En outre, plusieurs instances internationales ont consacré le principe d'une présomption de minorité, notamment la Cour européenne des droits de l'homme et le comité des droits de l'enfant des Nations unies, dans ses constatations du 31 mai 2019 concernant l'Espagne. Ainsi que l'a souligné ma collègue Élodie Jacquier-Laforge en commission, pour cette seule raison, prise séparément, le groupe Dem est défavorable à cette proposition de loi.
Mes chers collègues, nous pouvons envisager d'autres pistes, plus respectueuses des droits de l'enfant.
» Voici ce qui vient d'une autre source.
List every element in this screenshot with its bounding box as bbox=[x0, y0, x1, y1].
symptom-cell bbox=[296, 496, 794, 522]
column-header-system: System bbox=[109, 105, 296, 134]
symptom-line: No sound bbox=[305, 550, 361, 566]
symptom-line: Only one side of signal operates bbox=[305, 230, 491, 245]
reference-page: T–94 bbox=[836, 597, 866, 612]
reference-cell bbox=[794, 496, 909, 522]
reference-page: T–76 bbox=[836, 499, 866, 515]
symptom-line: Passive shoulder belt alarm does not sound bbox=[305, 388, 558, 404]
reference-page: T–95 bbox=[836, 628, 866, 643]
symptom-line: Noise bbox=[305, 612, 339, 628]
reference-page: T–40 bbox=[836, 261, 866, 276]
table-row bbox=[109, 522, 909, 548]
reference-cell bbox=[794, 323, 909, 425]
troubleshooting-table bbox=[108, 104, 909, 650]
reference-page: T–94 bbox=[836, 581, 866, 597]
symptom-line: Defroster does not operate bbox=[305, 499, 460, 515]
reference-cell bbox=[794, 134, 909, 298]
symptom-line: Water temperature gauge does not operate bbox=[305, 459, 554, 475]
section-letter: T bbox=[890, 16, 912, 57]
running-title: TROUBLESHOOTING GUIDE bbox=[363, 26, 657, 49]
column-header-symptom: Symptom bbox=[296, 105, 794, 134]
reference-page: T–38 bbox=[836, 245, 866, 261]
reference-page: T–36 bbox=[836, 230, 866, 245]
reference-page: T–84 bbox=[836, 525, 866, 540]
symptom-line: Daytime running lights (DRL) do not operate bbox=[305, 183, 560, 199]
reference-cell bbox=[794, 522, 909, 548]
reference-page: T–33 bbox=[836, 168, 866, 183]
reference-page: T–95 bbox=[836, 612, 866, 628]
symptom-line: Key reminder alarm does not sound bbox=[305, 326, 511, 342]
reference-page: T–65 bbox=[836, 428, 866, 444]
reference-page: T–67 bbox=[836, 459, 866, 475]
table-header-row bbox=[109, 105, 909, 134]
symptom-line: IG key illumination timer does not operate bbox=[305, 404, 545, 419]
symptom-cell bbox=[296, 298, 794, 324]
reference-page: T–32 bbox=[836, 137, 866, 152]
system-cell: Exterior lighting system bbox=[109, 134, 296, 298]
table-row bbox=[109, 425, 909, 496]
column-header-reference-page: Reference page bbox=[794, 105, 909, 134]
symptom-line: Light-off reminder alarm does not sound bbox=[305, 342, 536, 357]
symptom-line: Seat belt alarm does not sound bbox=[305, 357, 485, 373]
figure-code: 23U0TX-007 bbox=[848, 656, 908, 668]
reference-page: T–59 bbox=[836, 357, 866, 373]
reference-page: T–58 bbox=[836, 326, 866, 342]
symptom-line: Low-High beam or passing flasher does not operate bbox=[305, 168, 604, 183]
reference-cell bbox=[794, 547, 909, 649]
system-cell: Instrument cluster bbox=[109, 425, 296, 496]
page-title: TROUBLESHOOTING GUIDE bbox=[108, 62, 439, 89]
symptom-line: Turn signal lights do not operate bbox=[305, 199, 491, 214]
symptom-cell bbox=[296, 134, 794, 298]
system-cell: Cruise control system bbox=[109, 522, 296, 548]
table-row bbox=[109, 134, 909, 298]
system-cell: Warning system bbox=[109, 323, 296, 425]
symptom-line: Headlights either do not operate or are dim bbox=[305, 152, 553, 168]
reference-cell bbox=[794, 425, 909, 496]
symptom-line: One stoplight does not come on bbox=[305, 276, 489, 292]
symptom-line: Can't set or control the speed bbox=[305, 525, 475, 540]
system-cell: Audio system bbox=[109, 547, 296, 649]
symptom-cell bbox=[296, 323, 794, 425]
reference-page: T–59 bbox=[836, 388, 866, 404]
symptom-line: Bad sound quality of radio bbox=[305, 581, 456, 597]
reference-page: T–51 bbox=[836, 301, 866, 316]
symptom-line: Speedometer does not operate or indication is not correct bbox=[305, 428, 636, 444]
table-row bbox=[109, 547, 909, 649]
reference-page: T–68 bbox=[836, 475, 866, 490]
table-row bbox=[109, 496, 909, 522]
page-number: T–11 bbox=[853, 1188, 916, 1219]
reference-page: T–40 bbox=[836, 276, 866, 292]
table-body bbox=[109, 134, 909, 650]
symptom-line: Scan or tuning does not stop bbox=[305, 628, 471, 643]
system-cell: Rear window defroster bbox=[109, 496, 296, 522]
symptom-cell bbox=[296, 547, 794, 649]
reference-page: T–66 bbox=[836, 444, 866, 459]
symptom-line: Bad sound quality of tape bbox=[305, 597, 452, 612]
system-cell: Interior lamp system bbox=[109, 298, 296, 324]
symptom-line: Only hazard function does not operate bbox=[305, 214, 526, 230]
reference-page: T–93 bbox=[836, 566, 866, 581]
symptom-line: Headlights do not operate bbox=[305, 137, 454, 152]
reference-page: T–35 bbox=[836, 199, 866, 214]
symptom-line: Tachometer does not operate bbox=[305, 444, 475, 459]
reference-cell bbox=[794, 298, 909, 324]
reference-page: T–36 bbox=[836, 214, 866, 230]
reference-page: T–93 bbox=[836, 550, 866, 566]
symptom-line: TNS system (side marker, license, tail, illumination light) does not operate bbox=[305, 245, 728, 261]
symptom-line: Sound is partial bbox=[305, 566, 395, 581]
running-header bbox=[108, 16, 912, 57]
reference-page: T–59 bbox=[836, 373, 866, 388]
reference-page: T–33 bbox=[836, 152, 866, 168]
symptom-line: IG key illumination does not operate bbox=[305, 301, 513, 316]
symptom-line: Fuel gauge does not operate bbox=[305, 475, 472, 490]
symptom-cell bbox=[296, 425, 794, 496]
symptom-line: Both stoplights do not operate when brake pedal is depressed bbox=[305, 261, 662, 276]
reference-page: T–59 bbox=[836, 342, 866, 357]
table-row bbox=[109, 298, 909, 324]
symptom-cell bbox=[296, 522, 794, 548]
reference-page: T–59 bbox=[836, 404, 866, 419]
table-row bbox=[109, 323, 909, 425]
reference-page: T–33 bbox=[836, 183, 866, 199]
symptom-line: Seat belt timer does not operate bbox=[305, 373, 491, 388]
Jean-François Eliaou et Antoine Savignat, corapporteurs de la mission d'information sur les problématiques de sécurité associées à la présence sur le territoire de mineurs non accompagnés, ont formulé plusieurs recommandations dans leur rapport. Ils proposent notamment la généralisation du fichier AEM, un recours accentué aux relevés d'empreintes digitales pour les individus se prétendant mineurs non accompagnés et un renforcement de la coopération internationale. L'actualité récente fournit d'ailleurs une belle illustration de cette coopération : le 7 décembre dernier, le ministre de la justice, Éric Dupond-Moretti, et son homologue marocain, Mohamed Ben Abdelkader, ont signé une entente judiciaire relative au retour des mineurs non accompagnés dans leur pays d'origine.
Vous l'aurez compris, madame la rapporteure, mes chers collègues, le groupe Dem ne votera pas la proposition de loi, car la lutte contre la fraude à l'identité dans le cas des mineurs non accompagnés peut et doit s'appuyer sur des moyens respectueux de l'intérêt supérieur de l'enfant.